How? How are they going to just shut off the way that their brain has always functioned, and just tell it to do the opposite? I don’t think that’s reasonable. I think that if there was a long established understanding that physical pain can be exacerbated by emotional pain, and illness responds to the mindset that it exists within, then sure, then there would be a possibility. However, if you are just telling them,
“Oh yeah, how you’ve always done things? You have to stop that, and do this other thing. I know, you just found out you have a thirty percent chance of dying in the next six months, but remember, mindset is everything!”
I don’t think that is going to work. Before that day comes, you would have to be able to wedge these two things from one another, and to start to change how you perceive pain when you are dealing with ramming your elbow into a wall, or when you have the flu, as opposed to going into the chemo center for your first infusion. That really isn’t the time to have to also undertake an emotional revamping that apparently your life now depends on.
Pain is many faced, and it varies between individuals. Did you know that about 58% of women with light eyes apparently have significantly less labor pain? Weird, right? And no, I have no idea why, I haven’t dug into it, because having children was never something that I wanted. However, that is a weird thing to understand. No matter the differences in our genetic makeup, how many nerve endings we have, how strongly we are able to register the physical presentation of pain, the emotional response has a loud voice for a lot of people. If given too much attention, and allowing it to direct your experience, it may well be problematic in the future.

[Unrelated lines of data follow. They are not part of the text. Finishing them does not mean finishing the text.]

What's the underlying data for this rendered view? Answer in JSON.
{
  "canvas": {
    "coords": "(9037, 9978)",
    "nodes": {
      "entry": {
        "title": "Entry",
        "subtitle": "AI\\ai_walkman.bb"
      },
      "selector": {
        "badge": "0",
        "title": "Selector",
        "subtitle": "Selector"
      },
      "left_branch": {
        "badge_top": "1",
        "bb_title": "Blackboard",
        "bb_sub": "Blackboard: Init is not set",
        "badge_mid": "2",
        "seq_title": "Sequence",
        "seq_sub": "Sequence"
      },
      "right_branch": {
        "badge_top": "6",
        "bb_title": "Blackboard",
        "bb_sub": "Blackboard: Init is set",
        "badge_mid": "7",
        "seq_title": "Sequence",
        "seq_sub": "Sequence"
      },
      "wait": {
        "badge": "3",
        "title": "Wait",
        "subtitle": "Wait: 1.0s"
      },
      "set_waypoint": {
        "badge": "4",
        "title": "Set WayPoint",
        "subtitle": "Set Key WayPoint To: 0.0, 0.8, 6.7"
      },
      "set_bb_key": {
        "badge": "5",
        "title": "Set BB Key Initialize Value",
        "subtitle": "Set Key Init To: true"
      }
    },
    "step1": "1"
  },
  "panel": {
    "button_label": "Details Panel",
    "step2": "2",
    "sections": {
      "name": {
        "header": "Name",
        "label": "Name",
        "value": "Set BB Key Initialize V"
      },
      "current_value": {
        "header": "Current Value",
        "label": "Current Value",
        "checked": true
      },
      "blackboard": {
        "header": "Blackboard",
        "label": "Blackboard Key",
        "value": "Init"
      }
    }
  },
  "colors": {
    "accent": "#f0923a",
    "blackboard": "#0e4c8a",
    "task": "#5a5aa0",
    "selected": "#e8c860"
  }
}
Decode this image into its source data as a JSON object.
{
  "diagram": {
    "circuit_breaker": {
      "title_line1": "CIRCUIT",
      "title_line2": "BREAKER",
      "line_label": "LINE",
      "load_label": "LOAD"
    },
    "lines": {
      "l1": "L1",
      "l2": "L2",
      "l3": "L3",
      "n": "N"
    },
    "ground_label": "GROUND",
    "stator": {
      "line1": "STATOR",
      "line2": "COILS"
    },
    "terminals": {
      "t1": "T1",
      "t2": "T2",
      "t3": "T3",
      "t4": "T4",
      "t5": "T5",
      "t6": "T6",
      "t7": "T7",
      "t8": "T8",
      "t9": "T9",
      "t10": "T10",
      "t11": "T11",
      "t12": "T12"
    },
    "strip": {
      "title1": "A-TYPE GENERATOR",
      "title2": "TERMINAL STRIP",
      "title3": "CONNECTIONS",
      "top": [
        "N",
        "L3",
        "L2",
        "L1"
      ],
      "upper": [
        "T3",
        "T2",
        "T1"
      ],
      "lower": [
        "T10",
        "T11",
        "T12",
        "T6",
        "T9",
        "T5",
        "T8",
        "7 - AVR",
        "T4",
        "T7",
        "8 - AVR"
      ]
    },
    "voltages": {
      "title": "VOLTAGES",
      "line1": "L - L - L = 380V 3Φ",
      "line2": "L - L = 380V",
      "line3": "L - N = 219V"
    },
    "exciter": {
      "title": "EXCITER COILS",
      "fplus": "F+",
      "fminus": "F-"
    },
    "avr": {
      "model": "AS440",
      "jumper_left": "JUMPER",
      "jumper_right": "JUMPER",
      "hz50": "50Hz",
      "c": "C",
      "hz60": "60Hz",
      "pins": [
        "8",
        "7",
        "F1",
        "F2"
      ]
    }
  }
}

Not that I have a position to argue from, I have never been a neurotypical, and I have never felt their version of pain, but if I might suggest trying to see the different aspects, and separate them in your mind is you can. The emotional relevance of pain isn’t to be dismissed. Pain causes suffering, and suffering manifests in many ways. Part of that is in the emotional aspect, so I am not anticipating that it would be shut off entirely, but rather trying to parse out what amount of it is the actual physical impact, and what part of it is the emotional manifestation of pain that may be able to be influenced. I have no idea if it will have a significant effect on your life, but it seems that there is no harm in trying.